May 3, 2016

Roll-out ceremony for first Israeli F-35 set for Jun. 22

The development of the F-35 Lightning II stealth fighter has been the subject of widespread criticism over performance issues, but the Israeli Air Force has already made extensive preparations to welcome the next-generation aircraft, which will be known as the Adir.

On June 22, the first Israel-bound F-35 will be christened at the Lockheed Martin plant at Fort Worth, Texas.

Defense Minister Moshe Ya'alon will lead the Israeli delegation at that ceremony, which will include senior Israeli officers and Defense Ministry officials.

After the first two F-35 aircraft arrive in Israel on Dec. 12, they will get new made-in-Israel C4 systems (C4 stands for Command, Control, Communications, Computers). This step is designed to meet the Defense Ministry requirement that all Israeli aircraft have unique electronic systems. The Israeli systems are tailor-made for the IAF's requirements, giving it a technological edge and the element of surprise.

Aside from the two that will arrive in December, six Adirs are expected to arrive through 2017. The Nevatim Airbase in the Negev Desert will serve as the home for the first Adir squadron. The Defense Ministry ordered 33 Adirs from Lockheed Martin, their manufacturer, at a total cost of about $5.5 billion. The funding comes from the American military aid to Israel.

Several Israeli companies have taken part in the development of the plane, and the parts they manufacture will go to other aircraft recipients as well. Elbit Systems is in charge of developing the pilot helmet for the entire F-35 fleet. It is considered to be the most advanced helmet of its kind. The Israel Aerospace Industries will manufacture more than 800 pairs of F-35 wings.

Last month, the Israel Defense magazine and the Fisher Institute for Air and Space Strategic Studies hosted a conference called "IAF Challenges and the Arrival of the F-35 Fighter."

IAF Chief of Staff Brig. Gen. Tal Kelman told conference participants: "The F-35 Adir is not merely an aircraft, but represents a new operational concept, and strengthens the qualitative advantage of the IAF compared to other air forces in the area. With the Adir, the air force is stronger than ever.

"In the past, the IAF absorbed platforms and adapted them to the air force. Today, we must adjust ourselves to the new platform, the Adir. Therefore, changes have been made in the air force staff, in the equipment group [the air force body that manages weapon systems] and, of course, in the Adir squadron at the Nevatim air force base, which is built differently than other squadrons."

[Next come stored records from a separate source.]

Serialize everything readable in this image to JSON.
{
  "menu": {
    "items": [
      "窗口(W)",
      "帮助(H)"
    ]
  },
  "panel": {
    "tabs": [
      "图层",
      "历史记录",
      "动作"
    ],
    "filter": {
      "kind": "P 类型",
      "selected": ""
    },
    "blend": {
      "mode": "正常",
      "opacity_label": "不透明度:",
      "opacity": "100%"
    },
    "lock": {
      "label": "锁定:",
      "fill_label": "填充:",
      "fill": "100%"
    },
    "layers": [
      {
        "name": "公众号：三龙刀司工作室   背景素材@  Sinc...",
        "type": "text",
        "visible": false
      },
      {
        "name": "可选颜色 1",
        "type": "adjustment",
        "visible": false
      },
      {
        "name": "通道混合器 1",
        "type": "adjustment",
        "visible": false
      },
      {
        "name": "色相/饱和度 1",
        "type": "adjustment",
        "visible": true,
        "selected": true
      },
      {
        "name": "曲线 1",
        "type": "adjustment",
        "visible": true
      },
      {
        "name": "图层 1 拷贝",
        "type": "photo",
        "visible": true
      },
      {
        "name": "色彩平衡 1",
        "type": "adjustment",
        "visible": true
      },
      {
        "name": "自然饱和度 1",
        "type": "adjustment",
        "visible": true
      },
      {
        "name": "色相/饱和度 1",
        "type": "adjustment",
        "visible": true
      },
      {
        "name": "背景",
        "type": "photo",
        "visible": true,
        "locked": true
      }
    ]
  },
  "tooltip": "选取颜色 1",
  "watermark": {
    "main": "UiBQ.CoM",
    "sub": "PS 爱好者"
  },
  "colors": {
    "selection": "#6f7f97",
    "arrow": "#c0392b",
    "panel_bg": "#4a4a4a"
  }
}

The F-35 is the most expensive weapon system in U.S. history. The project has been plagued by delays and glitches, leading to widespread criticism, with costs reaching an estimated $400 billion. In a Pentagon report two months ago, Operational Test and Evaluation Director J. Michael Gilmore said the aircraft had at least 928 shortcomings, some critical. According to the report, the Autonomic Logistics Information System -- the software that serves as the plane's highly sophisticated "brain" -- was unstable, the plane's radar failed mid-flight, and its gun is not operational yet.

There were other glitches as well, but the Israeli Air Force is not overly concerned. Kelman said the "various problems are a result of the aircraft still being developed, but they are being addressed." At the conference last month, former Israeli Air Force chief Maj. Gen. (res.) Eitan Ben Eliyahu said, "If one day we will have to operate thousands of kilometers from home, this will be our only means to do so."